Many other writers and books published by Bloodaxe have hit the headlines, arousing controversy and debate outside the poetry world. Tom Paulin’s essay collection Ireland & the English Crisis (1984) was savagely attacked by Enoch Powell for its political stance. Another cause celebre was provided by Tony Harrison’s v. (1985), his book-length poem set in a vandalised cemetery in Leeds during the UK Miners’ Strike which captured the angry, desolate mood of Britain in the mid-1980s.

Two years after its publication, Richard Eyre’s film of the poem sparked a national furore not over Harrison’s politics but over his skinhead protagonist’s use of ‘bad language’. Attacked by Mary Whitehouse ("this work of singular nastiness") and by Tory MPs wanting Channel 4’s broadcast to be stopped, the poem attracted lurid headlines in the tabloids. "A torrent of four-letter filth" was the Daily Mail's description: "The most explicitly sexual language yet beamed into the nation’s living rooms…the crudest, most offensive word is used 17 times." The second edition of v. (1989) documents the media reaction to the film.

Awards

Neil Astley was awarded an honorary D.Litt by Newcastle University in 1995 for his work with Bloodaxe Books.

In 2000 Bloodaxe received funding from the Millennium Festival and the National Lottery through Arts Council England for an educational initiative to build a stronger awareness of 20th century poetry.
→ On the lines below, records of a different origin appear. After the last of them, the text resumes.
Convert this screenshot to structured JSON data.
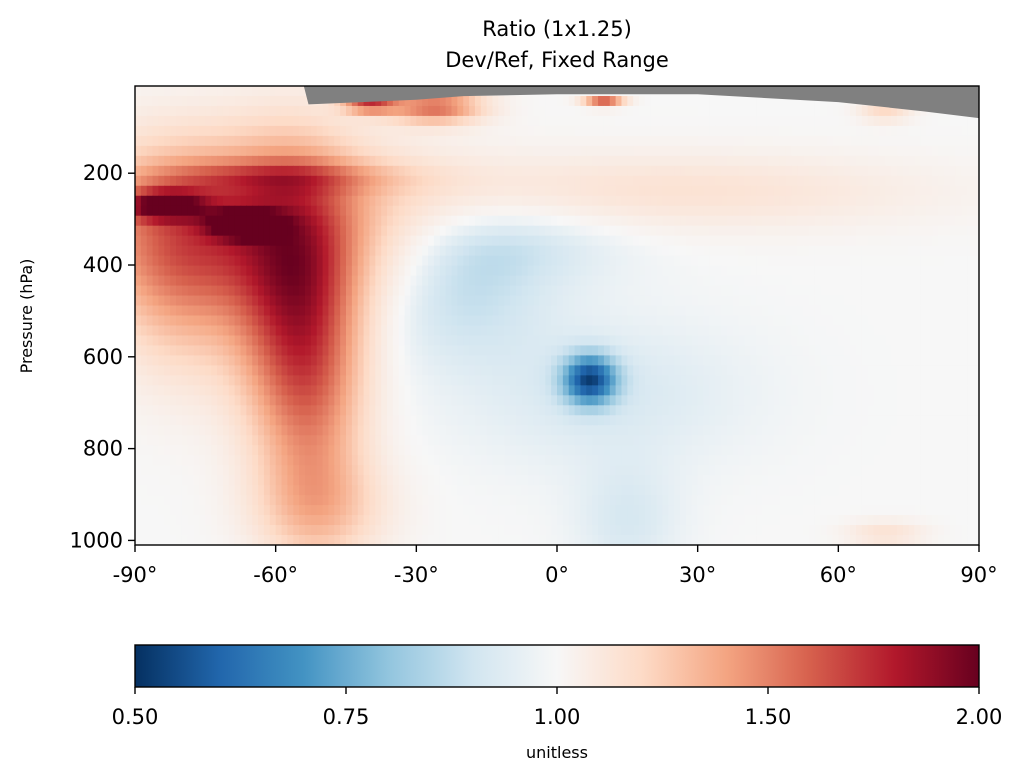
{
  "chart_data": {
    "type": "heatmap",
    "title": "Ratio (1x1.25)",
    "subtitle": "Dev/Ref, Fixed Range",
    "xlabel": "",
    "ylabel": "Pressure (hPa)",
    "x_range": [
      -90,
      90
    ],
    "y_range": [
      1010,
      10
    ],
    "y_inverted": true,
    "x_ticks": [
      {
        "value": -90,
        "label": "-90°"
      },
      {
        "value": -60,
        "label": "-60°"
      },
      {
        "value": -30,
        "label": "-30°"
      },
      {
        "value": 0,
        "label": "0°"
      },
      {
        "value": 30,
        "label": "30°"
      },
      {
        "value": 60,
        "label": "60°"
      },
      {
        "value": 90,
        "label": "90°"
      }
    ],
    "y_ticks": [
      {
        "value": 200,
        "label": "200"
      },
      {
        "value": 400,
        "label": "400"
      },
      {
        "value": 600,
        "label": "600"
      },
      {
        "value": 800,
        "label": "800"
      },
      {
        "value": 1000,
        "label": "1000"
      }
    ],
    "grid": false,
    "colormap": "RdBu_r",
    "color_range": [
      0.5,
      2.0
    ],
    "missing_color": "#808080",
    "background_value": 1.0,
    "features": [
      {
        "value": 1.48,
        "lat": -68,
        "p": 310,
        "slat": 26,
        "sp": 130,
        "theta": 0
      },
      {
        "value": 1.5,
        "lat": -57,
        "p": 470,
        "slat": 9,
        "sp": 200,
        "theta": 0
      },
      {
        "value": 1.38,
        "lat": -52,
        "p": 660,
        "slat": 8,
        "sp": 230,
        "theta": 0
      },
      {
        "value": 1.3,
        "lat": -80,
        "p": 420,
        "slat": 10,
        "sp": 160,
        "theta": 0
      },
      {
        "value": 1.2,
        "lat": -50,
        "p": 930,
        "slat": 10,
        "sp": 80,
        "theta": 0
      },
      {
        "value": 1.7,
        "lat": -67,
        "p": 310,
        "slat": 5,
        "sp": 22,
        "theta": 0
      },
      {
        "value": 1.7,
        "lat": -84,
        "p": 270,
        "slat": 6,
        "sp": 22,
        "theta": 0
      },
      {
        "value": 1.25,
        "lat": -60,
        "p": 210,
        "slat": 18,
        "sp": 25,
        "theta": 0
      },
      {
        "value": 0.86,
        "lat": -22,
        "p": 450,
        "slat": 14,
        "sp": 110,
        "theta": 0
      },
      {
        "value": 0.9,
        "lat": -10,
        "p": 340,
        "slat": 18,
        "sp": 70,
        "theta": 0
      },
      {
        "value": 0.92,
        "lat": 10,
        "p": 680,
        "slat": 22,
        "sp": 120,
        "theta": 0
      },
      {
        "value": 0.6,
        "lat": 7,
        "p": 650,
        "slat": 4,
        "sp": 38,
        "theta": 0
      },
      {
        "value": 0.92,
        "lat": 15,
        "p": 960,
        "slat": 8,
        "sp": 90,
        "theta": 0
      },
      {
        "value": 1.15,
        "lat": 22,
        "p": 240,
        "slat": 40,
        "sp": 60,
        "theta": 0
      },
      {
        "value": 1.65,
        "lat": -40,
        "p": 45,
        "slat": 4,
        "sp": 16,
        "theta": 0
      },
      {
        "value": 1.55,
        "lat": -26,
        "p": 55,
        "slat": 7,
        "sp": 25,
        "theta": 0
      },
      {
        "value": 1.6,
        "lat": 10,
        "p": 45,
        "slat": 3,
        "sp": 8,
        "theta": 0
      },
      {
        "value": 1.2,
        "lat": 70,
        "p": 60,
        "slat": 4,
        "sp": 20,
        "theta": 0
      },
      {
        "value": 1.15,
        "lat": 70,
        "p": 985,
        "slat": 6,
        "sp": 20,
        "theta": 0
      }
    ],
    "missing_top": [
      {
        "lat": -90,
        "p_bottom": 10
      },
      {
        "lat": -54,
        "p_bottom": 10
      },
      {
        "lat": -53,
        "p_bottom": 50
      },
      {
        "lat": -30,
        "p_bottom": 40
      },
      {
        "lat": -20,
        "p_bottom": 32
      },
      {
        "lat": 0,
        "p_bottom": 28
      },
      {
        "lat": 30,
        "p_bottom": 28
      },
      {
        "lat": 60,
        "p_bottom": 45
      },
      {
        "lat": 78,
        "p_bottom": 65
      },
      {
        "lat": 90,
        "p_bottom": 80
      }
    ],
    "colorbar": {
      "ticks": [
        {
          "value": 0.5,
          "label": "0.50"
        },
        {
          "value": 0.75,
          "label": "0.75"
        },
        {
          "value": 1.0,
          "label": "1.00"
        },
        {
          "value": 1.5,
          "label": "1.50"
        },
        {
          "value": 2.0,
          "label": "2.00"
        }
      ],
      "label": "unitless"
    }
  }
}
This involved the publication of Edna Longley’s Bloodaxe Book of 20th Century Poetry from Britain and Ireland and Strong Words: modern poets on modern poetry.

Other activities

In 2001 Jo Shapcott gave the first of the Newcastle/Bloodaxe poetry lectures at Newcastle University. Several other poets have since spoken about the craft and practice of poetry to audiences drawn from both the city and the university. These public lectures are later published in book form by Bloodaxe.

Other initiatives to introduce contemporary poetry to new readers have included working with reading groups in Nottingham and in libraries across the West Midlands.

In Birmingham, Jonathan Davidson’s team at Book Communications have produced three touring theatre shows which have taken live poetry performances to venues across Britain. Themes have included Staying Alive; Being Alive; and Changing Lives, which was a theatre piece using poems from books published by Bloodaxe over the previous 30 years.

DVD-books

In 2008, Bloodaxe celebrated its 30th birthday by publishing the world's first poetry DVD-book, In Person: 30 Poets. In Person was filmed by film-maker Pamela Robertson-Pearce and edited by Bloodaxe’s founding editor, Neil Astley, and features six hours of readings on two DVDs by 30 poets with an anthology including all the poems read on the films.

Bloodaxe's digital initiative has continued with further DVD-books featuring work by poets John Agard and Samuel Menashe with films by Pamela Robertson-Pearce, as well as books published with audio CDs by Sarah Arvio, Jackie Kay and Galway Kinnell, and a new edition of Briggflatts by Basil Bunting featuring an audio CD of the work read by the author and a DVD with a film portrait of Bunting made by Peter Bell in 1982.